The callbacks specified in session_set_save_handler are methods
called by PHP during the life-cycle of a session: open, read,
write and close and for the housekeeping tasks:
destroy for deleting a session and gc for periodic garbage
collection.
Therefore, PHP always requires session save handlers. The default is usually the
internal 'files' save handler. A custom save handler can be set using
session_set_save_handler. Alternative internal save handlers are also
provided by PHP extensions, such as sqlite,
memcache and memcached and can be set with
session.save_handler.
When the session starts, PHP will internally call the open handler followed by the
read callback which should return an encoded string exactly as it was originally
passed for storage. Once the read callback returns the encoded string, PHP will
decode it and then populate the resulting array into the $_SESSION superglobal.

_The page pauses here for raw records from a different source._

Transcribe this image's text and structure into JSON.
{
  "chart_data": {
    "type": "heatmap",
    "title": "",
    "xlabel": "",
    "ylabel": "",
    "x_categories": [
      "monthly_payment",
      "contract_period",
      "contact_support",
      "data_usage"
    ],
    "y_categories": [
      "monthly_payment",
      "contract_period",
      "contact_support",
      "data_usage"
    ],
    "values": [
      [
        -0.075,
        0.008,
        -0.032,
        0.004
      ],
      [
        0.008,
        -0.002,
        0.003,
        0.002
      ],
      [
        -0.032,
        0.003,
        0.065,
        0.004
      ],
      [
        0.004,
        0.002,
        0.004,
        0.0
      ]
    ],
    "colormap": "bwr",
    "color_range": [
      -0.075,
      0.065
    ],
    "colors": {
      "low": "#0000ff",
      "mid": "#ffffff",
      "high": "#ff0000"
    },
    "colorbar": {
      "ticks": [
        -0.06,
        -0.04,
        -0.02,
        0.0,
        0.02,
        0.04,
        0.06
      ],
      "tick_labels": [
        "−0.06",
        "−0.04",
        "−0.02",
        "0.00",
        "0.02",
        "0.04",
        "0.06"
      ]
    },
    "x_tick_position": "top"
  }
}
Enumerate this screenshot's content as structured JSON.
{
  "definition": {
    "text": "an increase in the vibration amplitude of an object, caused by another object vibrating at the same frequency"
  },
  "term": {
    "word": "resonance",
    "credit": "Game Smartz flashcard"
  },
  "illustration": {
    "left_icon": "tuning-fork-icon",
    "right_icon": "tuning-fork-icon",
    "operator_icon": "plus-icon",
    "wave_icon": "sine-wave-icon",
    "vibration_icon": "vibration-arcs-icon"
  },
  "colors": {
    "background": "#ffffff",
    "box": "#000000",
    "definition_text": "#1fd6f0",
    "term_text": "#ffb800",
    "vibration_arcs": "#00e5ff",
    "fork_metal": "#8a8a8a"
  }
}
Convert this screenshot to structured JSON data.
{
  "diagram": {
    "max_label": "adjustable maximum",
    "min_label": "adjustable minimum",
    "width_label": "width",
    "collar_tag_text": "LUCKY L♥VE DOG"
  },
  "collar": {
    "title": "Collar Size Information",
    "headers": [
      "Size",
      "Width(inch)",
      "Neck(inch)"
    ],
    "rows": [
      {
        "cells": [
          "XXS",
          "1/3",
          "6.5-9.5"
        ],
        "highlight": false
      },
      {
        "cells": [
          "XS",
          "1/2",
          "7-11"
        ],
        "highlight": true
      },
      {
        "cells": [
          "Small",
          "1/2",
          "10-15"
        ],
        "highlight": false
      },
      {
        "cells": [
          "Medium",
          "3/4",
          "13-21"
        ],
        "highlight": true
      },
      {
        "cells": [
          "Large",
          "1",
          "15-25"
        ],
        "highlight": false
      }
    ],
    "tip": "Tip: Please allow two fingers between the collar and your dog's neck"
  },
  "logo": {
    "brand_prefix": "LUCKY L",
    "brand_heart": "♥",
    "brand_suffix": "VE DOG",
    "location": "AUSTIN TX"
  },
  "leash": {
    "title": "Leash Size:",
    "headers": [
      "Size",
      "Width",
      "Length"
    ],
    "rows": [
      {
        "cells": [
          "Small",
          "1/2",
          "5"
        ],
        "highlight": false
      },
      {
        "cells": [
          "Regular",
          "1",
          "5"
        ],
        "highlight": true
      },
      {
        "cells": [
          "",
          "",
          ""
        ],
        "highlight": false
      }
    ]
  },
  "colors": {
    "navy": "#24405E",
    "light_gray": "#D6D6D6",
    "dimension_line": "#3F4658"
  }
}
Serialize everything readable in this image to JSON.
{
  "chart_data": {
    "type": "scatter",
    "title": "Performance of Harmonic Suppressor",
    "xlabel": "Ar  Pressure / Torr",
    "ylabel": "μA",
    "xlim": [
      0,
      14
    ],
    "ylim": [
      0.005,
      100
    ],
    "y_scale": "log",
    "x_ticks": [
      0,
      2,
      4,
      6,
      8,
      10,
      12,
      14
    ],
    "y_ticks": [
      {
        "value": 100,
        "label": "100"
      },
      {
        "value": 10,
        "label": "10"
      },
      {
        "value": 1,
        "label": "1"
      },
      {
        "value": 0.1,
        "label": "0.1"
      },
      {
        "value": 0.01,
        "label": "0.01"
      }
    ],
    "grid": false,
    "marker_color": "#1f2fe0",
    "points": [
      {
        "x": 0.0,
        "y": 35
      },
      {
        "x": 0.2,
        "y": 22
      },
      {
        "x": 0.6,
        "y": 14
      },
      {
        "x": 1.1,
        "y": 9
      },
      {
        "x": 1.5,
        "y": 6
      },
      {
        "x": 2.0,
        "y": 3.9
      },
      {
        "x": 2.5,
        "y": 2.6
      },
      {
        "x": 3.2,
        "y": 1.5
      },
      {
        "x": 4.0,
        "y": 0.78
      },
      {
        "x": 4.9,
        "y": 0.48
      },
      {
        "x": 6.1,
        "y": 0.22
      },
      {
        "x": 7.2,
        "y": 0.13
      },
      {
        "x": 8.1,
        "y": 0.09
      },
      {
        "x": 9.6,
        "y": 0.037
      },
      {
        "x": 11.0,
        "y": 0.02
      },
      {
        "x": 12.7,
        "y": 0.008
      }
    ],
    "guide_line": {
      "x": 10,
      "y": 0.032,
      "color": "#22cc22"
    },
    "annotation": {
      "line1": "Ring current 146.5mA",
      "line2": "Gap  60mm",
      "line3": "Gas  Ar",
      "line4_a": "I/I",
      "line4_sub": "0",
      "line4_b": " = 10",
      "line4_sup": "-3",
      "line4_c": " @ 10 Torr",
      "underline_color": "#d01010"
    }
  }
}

When PHP shuts down (or when session_write_close is called),
PHP will internally encode the $_SESSION superglobal and pass this
along with the session ID to the write callback.
After the write callback has finished, PHP will internally invoke the
close callback handler.
When a session is specifically destroyed, PHP will call the destroy handler with
the session ID.
PHP will call the gc callback from time to time to
expire any session records according to the set max lifetime of a session.
This routine should delete all records from persistent storage which were
last accessed longer than the $lifetime.